What changed in the fund's strategy? In the past, "infrastructure" meant boring databases and cloud storage. Now that concept has mutated. a16z is making it crystal clear: infrastructure today is the models themselves and the tools for deploying them. When Jennifer Lee writes a check to ElevenLabs, she's not investing in "a voice tool" — she's investing in the fundamental audio layer for the entire internet. The same goes for Cursor: it's not just a code editor, it's a new operating system for developers where AI writes code faster than humans.

Why does this matter right now? The market is oversaturated with "GPT wrappers" — applications that simply resell OpenAI's API with a pretty interface. The new $1.7 billion tranche tells us loud and clear: the era of easy money for superficial solutions is over. Investors are looking for those building the "railroad," not those selling train tickets. If a startup doesn't offer a technological breakthrough at the model or development environment level, chances of securing funding from top-tier funds are plummeting fast.

It's also worth noting what the fund is apparently ignoring. a16z isn't focused on narrow vertical solutions that solve one small problem for one small department in a corporation. They need platforms. Black Forest Labs makes pictures for everyone. Fal provides inference for everyone. Scale of ambition is key here. The $11 billion valuation of ElevenLabs only seems insane at first glance; if you imagine their technology voicing every second YouTube video and every third call-center conversation, the numbers start to make sense.

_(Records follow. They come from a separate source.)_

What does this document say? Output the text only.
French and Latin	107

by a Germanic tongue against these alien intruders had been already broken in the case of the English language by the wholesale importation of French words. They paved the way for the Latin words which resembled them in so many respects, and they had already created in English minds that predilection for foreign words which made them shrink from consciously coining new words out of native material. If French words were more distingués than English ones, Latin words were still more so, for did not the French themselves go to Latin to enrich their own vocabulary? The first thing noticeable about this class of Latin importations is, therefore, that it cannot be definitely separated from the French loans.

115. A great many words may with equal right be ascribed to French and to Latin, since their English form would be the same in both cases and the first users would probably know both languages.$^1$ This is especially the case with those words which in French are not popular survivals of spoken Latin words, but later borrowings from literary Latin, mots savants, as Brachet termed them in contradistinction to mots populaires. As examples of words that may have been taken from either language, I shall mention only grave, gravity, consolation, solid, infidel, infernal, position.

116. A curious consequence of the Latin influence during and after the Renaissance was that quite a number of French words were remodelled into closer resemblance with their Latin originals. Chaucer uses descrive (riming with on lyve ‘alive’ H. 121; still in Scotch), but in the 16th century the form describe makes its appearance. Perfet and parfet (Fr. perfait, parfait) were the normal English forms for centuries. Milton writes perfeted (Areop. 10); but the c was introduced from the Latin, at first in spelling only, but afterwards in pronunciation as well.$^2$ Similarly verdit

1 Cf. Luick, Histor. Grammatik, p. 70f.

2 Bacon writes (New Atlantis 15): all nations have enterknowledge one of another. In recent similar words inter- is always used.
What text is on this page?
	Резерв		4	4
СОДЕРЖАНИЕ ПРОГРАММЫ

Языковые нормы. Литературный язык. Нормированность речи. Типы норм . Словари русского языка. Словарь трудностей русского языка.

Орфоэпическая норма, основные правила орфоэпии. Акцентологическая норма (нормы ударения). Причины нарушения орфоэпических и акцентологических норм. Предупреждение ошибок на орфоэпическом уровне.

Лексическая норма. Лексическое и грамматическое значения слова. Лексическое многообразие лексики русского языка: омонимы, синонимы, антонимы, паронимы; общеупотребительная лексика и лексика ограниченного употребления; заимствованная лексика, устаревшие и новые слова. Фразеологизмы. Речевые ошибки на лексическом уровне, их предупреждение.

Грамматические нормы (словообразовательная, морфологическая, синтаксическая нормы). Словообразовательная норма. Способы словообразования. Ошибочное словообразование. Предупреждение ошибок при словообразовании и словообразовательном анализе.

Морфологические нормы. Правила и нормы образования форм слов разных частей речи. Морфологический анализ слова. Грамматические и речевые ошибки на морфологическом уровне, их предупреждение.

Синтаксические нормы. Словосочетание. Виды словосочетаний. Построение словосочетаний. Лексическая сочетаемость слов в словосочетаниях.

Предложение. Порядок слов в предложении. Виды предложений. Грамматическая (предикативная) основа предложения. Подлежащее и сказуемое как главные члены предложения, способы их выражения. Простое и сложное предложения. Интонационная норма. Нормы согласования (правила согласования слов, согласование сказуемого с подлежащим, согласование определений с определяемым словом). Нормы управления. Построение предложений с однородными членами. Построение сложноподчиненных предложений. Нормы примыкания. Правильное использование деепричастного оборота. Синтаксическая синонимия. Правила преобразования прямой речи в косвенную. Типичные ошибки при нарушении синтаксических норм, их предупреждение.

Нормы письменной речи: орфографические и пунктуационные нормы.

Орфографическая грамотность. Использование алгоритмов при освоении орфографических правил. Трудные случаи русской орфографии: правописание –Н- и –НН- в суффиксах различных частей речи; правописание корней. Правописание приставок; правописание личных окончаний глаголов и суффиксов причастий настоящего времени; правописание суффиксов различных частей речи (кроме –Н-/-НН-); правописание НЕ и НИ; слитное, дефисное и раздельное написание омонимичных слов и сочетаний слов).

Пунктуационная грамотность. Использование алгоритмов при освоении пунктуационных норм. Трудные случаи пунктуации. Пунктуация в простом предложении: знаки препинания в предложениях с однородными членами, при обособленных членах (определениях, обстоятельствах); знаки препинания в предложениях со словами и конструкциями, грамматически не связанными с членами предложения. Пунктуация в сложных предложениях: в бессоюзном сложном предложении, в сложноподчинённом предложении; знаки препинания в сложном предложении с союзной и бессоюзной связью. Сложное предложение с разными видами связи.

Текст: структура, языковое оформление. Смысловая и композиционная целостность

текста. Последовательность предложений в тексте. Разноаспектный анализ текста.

Beyond that, this is a signal to other investors. When a16z pours billions into a specific sector, a chain reaction begins. We'll see a valuation race precisely in the AI infrastructure sector. This means access to cutting-edge models and development tools for you and me will become easier and faster, because competition will force companies to move even quicker.

The bottom line: The era of "just AI startups" is over. The era of building the foundation has begun. The only question is whether they're going to overheat this market so much that an $11 billion valuation for a voice generator will look modest to us in six months.